1960年、沖縄県今帰仁村生まれ。琉球大学法文学部卒。
1983年「魚群記」で第11回琉球新報短編小説賞受賞。1986年「平和通りと名付けられた街を歩いて」で第12回新沖縄文学賞受賞。1997年「水滴」で第117回芥川賞受賞。2000年「魂込め(まぶいぐみ)」で第4回木山捷平文学賞、第26回川端康成文学賞受賞。

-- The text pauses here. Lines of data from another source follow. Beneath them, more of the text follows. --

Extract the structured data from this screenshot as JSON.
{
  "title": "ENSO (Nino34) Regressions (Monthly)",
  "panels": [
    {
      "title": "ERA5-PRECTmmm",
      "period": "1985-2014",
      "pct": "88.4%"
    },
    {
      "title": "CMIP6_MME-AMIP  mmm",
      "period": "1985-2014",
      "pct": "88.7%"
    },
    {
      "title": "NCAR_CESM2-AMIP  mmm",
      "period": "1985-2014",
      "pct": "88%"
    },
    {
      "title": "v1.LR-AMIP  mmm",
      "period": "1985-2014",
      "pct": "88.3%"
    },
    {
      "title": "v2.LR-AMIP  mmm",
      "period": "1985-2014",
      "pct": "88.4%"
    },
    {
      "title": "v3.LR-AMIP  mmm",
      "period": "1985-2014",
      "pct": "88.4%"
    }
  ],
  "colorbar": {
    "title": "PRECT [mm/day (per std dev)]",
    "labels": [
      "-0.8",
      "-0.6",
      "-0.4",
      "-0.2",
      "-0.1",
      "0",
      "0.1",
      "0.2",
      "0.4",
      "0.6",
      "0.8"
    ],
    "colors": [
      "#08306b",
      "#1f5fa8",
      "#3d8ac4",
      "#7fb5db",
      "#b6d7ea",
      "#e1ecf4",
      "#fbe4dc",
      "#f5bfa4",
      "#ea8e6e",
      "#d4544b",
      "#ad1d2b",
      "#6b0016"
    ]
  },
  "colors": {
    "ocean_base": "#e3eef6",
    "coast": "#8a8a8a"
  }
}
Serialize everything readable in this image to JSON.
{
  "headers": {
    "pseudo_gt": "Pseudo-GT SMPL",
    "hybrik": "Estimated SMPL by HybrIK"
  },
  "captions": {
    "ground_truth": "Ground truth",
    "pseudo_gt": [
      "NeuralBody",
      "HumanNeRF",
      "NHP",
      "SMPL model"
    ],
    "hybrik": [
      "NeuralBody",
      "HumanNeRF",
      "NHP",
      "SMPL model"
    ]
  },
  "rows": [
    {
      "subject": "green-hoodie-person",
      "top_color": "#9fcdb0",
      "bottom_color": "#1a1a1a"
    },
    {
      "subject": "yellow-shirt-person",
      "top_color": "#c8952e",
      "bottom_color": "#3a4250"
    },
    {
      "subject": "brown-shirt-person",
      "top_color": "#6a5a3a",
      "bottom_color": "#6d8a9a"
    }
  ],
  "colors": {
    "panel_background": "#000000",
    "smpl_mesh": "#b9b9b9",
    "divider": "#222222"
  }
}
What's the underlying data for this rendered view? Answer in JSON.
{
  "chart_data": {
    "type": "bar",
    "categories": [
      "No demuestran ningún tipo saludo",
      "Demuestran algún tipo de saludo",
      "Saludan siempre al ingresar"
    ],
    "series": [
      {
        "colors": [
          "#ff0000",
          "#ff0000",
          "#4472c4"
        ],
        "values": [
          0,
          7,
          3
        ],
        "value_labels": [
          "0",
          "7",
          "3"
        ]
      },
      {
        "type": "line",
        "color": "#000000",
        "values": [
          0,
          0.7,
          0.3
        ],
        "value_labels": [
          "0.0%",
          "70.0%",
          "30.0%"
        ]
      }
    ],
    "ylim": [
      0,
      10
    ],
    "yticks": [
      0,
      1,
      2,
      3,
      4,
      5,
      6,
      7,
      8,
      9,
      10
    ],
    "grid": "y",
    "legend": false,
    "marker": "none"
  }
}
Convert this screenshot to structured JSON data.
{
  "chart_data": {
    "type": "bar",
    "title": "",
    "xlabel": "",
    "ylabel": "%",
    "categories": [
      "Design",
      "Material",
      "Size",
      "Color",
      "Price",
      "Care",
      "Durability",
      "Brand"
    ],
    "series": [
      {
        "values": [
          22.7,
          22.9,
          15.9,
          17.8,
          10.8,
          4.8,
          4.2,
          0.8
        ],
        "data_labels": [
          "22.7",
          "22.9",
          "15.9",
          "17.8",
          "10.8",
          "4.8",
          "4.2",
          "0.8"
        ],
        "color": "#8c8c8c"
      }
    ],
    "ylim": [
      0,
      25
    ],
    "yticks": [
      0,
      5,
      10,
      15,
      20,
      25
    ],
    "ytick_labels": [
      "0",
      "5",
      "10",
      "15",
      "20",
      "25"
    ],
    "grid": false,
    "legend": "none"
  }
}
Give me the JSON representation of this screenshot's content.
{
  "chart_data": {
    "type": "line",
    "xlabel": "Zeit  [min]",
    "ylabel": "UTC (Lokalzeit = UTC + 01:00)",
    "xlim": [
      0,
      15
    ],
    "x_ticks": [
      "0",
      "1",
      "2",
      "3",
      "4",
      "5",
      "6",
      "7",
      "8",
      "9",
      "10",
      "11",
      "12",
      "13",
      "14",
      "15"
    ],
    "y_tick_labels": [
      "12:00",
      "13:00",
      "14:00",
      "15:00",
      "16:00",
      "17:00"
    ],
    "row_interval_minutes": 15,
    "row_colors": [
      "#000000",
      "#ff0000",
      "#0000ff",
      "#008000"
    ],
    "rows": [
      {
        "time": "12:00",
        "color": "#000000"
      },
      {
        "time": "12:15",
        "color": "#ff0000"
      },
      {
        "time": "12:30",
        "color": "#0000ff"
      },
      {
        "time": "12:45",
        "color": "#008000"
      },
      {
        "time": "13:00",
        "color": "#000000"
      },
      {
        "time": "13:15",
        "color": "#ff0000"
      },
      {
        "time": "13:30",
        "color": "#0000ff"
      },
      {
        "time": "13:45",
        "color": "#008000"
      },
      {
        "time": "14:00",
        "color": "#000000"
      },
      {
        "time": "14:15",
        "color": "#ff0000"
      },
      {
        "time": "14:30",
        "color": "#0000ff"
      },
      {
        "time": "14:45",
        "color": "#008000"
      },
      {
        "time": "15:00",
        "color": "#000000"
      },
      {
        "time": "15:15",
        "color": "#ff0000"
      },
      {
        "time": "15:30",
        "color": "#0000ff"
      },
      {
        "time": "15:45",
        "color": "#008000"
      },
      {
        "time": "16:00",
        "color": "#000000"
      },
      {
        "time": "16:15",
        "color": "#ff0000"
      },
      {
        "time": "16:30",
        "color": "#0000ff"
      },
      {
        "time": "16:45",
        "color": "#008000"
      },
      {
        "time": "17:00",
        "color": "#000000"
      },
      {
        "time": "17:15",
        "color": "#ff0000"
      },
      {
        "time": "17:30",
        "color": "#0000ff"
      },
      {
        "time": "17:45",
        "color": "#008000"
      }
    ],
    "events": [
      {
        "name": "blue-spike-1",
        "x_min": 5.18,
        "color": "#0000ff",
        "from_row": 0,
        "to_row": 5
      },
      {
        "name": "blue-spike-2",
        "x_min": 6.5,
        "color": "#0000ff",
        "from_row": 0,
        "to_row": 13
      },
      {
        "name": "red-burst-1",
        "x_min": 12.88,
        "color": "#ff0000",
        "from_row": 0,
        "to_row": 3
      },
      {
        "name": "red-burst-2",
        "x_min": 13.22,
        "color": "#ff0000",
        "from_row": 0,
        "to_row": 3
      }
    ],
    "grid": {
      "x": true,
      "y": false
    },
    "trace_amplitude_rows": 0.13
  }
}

著書:(小説)『目取真俊短篇小説選集』全3巻〔第1巻『魚群記』、第2巻『赤い椰子の葉』、第3巻『面影と連れて(うむかじとぅちりてぃ)』〕、『眼の奥の森』、『虹の鳥』、『平和通りと名付けられた街を歩いて』(以上、影書房)、『風音』(リトルモア)、『群蝶の木』、『魂込め』(以上、朝日新聞社)、『水滴』(文藝春秋)ほか。
(評論集)『ヤンバルの深き森と海より』(影書房)、『沖縄「戦後」ゼロ年』(日本放送出版協会)、『沖縄/地を読む 時を見る』、『沖縄/草の声・根の意志』(以上、世織書房)ほか。
(共著)『沖縄と国家』(角川新書、辺見庸との共著)ほか。